III
Domenica di Quaresima – Anno C - 24 marzo 2019
Rito
Romano
Es
3,1-8a.13-15; Sal 102; 1 Cor 10,1-6.10-12; Lc 13,1-9
Rito
Ambrosiano
III
Domenica di Quaresima di Abramo
Dt
6,4a; 18,9-22; Sal 105; Rm 3,21-26; Gv 8,31-59
1)
Conversione: voltarsi a Cristo che ci ama.
Il
brano evangelico di questa domenica (Lc 13,1-9) può essere
diviso in due parti. Un parla della chiamata alla conversione
(13,1-5) la seconda ci presenta la parabola del fico sterile
(13,6-9). Le due parti trovano il loro punto di incontro nel tema
della conversione.
“Convertitevi”,
ci chiede il Salvatore, il cui invito ci è fatto ascoltare in questa
Domenica, come frequentemente accade nella liturgia quaresimale. Il
verbo «convertirsi» è ripetuto due volte nel vangelo di oggi.

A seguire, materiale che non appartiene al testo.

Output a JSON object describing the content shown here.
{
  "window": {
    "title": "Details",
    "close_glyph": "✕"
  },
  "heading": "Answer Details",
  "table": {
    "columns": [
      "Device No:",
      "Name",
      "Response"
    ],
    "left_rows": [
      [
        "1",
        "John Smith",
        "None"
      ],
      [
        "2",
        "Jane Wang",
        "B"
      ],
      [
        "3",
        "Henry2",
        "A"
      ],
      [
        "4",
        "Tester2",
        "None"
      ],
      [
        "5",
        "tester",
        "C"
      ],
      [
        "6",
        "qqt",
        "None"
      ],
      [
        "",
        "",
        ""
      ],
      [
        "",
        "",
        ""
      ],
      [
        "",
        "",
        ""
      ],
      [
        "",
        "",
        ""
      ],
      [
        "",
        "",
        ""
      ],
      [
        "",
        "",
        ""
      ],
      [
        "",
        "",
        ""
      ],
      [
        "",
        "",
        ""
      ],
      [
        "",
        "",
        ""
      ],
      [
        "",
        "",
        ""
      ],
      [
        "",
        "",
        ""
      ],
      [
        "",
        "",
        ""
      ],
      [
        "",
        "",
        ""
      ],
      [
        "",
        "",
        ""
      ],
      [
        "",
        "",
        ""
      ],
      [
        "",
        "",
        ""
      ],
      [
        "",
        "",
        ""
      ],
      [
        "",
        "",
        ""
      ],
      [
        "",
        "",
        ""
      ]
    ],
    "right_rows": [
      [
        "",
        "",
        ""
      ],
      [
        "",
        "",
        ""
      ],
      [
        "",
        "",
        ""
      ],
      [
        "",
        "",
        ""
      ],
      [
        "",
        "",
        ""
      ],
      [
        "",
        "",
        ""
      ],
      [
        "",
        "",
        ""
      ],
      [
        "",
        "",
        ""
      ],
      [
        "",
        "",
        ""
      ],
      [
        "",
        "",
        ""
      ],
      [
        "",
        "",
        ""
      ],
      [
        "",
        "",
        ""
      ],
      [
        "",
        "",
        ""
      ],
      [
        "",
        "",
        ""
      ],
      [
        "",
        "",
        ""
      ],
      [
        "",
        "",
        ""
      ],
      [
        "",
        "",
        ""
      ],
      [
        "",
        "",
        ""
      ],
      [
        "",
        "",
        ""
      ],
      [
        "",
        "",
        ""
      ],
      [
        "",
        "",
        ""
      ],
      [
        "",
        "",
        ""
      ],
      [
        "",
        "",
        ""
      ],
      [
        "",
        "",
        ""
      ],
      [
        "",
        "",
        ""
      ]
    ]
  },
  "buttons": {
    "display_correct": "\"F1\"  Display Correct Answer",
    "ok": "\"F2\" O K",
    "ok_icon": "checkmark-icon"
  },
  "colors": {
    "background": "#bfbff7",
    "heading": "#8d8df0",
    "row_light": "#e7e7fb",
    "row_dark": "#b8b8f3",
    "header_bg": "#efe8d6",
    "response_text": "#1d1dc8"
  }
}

L'avvertimento è dato in forma solenne («Io vi dico...») e come
condizione indispensabile per sfuggire al giudizio di Dio (“Se non
vi convertirete, perirete tutti”). Luca non è anzitutto
interessato al contenuto della conversione (quale cosa cambiare):
preferisce renderci consapevoli che il giudizio di Dio è imminente e
generale.
“Convertici,
o Dio, nostra salvezza” ci fa pregare la medesima liturgia. La
conversione dunque è un invito da accogliere e un dono da domandare
al Salvatore.
Nel
Vangelo “romano” San Luca ci parla della necessità della
conversione, della sua urgenza, del giudizio di Dio che incombe. Ma
che significa convertirsi?
Il
verbo privilegiato dall’Antico Testamento per indicare la
conversione è “shouv” che vuol dire: cambiare strada, tornare
indietro. Sul piano esistenziale o etico questo verbo ebraico connota
un cambiamento di orientamento, una modificazione del comportamento.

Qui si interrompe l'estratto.